Carta dos bichos aos líderes mundiais na Assembleia Geral da ONU


Por Gilvaldo Quinzeiro


Vossas Excelências,


Se reuníssemos os filhotes de todas as espécies em um mesmo berço primordial, o instinto básico da fome despertaria em cada um deles uma voracidade cega pela sobrevivência. Entre todas as crias, apenas uma levaria o polegar à boca como gesto solitário de desamparo: o filhote humano. Ironicamente, nenhum outro animal, por mais faminto ou feroz que seja, seria capaz de aniquilar o próprio ninho. Apenas a vossa espécie desenvolveu a capacidade — e a deliberada inclinação — de devorar o próprio berço que a sustenta. E resta a dúvida que ecoa pela biosfera: seria essa mesma espécie capaz de salvar todas as outras?
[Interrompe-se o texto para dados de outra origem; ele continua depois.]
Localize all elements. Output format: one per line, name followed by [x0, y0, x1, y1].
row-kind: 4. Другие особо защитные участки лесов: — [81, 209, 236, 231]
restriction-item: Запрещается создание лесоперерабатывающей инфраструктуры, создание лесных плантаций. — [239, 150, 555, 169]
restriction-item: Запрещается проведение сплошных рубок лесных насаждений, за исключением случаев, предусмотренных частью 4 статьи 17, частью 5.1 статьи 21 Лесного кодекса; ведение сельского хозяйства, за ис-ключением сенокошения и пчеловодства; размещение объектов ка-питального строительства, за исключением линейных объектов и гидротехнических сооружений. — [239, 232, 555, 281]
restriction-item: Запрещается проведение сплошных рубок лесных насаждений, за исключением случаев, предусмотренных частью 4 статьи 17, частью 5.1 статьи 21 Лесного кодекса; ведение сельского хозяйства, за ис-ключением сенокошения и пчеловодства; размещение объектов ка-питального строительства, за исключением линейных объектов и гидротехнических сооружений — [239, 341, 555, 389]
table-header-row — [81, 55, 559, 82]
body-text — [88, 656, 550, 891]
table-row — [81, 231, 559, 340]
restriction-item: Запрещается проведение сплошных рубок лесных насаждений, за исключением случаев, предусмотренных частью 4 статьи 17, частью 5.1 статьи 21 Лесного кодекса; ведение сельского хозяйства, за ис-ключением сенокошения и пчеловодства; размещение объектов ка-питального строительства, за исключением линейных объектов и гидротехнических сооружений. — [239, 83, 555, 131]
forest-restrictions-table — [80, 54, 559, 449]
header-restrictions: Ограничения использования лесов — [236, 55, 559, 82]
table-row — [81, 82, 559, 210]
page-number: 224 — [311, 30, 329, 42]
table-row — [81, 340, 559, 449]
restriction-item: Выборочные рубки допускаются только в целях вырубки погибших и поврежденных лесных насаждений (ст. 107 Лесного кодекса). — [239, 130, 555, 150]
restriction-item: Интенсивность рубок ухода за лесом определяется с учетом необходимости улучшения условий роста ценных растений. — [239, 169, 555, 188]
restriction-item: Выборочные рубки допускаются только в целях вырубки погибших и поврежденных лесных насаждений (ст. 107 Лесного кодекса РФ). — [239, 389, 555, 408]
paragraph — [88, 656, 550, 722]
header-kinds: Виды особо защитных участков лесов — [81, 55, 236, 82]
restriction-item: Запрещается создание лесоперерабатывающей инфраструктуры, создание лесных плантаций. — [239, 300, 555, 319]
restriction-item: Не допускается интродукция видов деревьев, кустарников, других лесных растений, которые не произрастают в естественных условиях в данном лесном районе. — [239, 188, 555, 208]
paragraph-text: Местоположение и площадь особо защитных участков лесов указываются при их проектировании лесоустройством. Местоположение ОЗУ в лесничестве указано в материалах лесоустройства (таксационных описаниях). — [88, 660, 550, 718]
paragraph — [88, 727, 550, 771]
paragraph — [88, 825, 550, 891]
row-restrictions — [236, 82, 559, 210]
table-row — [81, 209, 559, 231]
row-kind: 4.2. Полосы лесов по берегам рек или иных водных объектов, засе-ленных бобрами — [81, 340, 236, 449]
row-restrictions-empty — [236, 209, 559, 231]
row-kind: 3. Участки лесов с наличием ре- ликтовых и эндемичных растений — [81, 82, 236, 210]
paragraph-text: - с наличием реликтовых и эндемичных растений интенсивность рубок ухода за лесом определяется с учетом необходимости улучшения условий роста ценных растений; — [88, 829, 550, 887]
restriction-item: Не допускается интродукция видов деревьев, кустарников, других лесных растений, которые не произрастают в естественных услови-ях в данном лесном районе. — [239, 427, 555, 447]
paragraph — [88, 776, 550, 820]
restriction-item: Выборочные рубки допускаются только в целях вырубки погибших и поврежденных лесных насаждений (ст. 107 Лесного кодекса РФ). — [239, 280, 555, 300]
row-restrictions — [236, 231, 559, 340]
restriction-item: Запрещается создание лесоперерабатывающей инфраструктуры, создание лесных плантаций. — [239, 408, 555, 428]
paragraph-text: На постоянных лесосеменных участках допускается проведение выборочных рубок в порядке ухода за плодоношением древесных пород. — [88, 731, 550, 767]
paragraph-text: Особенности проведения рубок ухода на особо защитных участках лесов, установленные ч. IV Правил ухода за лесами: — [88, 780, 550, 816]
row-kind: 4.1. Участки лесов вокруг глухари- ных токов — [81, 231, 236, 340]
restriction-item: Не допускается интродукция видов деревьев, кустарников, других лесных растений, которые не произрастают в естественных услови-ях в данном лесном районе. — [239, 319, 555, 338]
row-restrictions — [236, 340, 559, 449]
Essa parábola sobre a fragilidade biológica e a soberba civilizatória dos homens ganha contornos de urgência absoluta às vésperas de mais uma sessão da Assembleia Geral da Organização das Nações Unidas (ONU). Em Nova York, dezenas de chefes de Estado e de governo — entre eles o presidente do Brasil — subirão à tribuna para discursar sobre emergências climáticas, transição energética e paz global. Contudo, o tempo presente não aceita mais tergiversações. A encruzilhada é irreversível, tal como no filme Senhor Ninguém: uma vez expelida no ar, a fumaça jamais regressa ao interior do cigarro. Não são apenas as geleiras que estão a derreter, mas também a oportunidade histórica de os homens estenderem e apertarem as mãos.


O temor de uma Terceira Guerra Mundial deixou de ser retórica alarmista de ficção para se converter em variável friamente calculada nos gabinetes estratégicos. Relatórios e alertas emitidos nos corredores da própria ONU já apontam a escalada militar global como a mais catastrófica das ameaças contemporâneas.


O aspecto mais sombrio dessa marcha insana não reside apenas no alcance cirúrgico dos mísseis ou no fantasma dos arsenais nucleares, mas no retorno impune de táticas de barbárie que a civilização pretendia haver superado. Sob o manto asséptico das declarações diplomáticas, consolidou-se uma pauta oculta e perversa: o uso deliberado da fome como método de guerra. O cerco implacável a civis, o bloqueio logístico à ajuda humanitária e a terra arrasada de lavouras e fontes de água tornaram-se expedientes rotineiros de combate, tolerados pelo cinismo e pela paralisia dos fóruns multilaterais.


Enquanto os governantes disputam palmo a palmo quem cederá primeiro na corrida pela hegemonia — invertendo a sabedoria ancestral e sacrificando os próprios dedos para salvar os anéis do poder —, do chão da terra, os insetos e as aves observam o delírio humano. Se pudessem interpelar vossas tribunas, perguntariam com espanto: que destino resta aos homens se destruírem o fio que sustenta as teias das aranhas ou se derrubarem o último galho onde pousa o ninho dos pássaros?


Por fim, não é porque as tartarugas chegam sempre devagar aos encontros dos homens que a humanidade tem o direito de trocar a paciência e a consciência viva pelo frenesi cego de um mundo acelerado pelas inteligências artificiais. O tempo da terra é o tempo do pulso e da respiração. Antes que o berço se incendeie de vez, aprendam com os bichos a respeitar o chão que vos alimenta.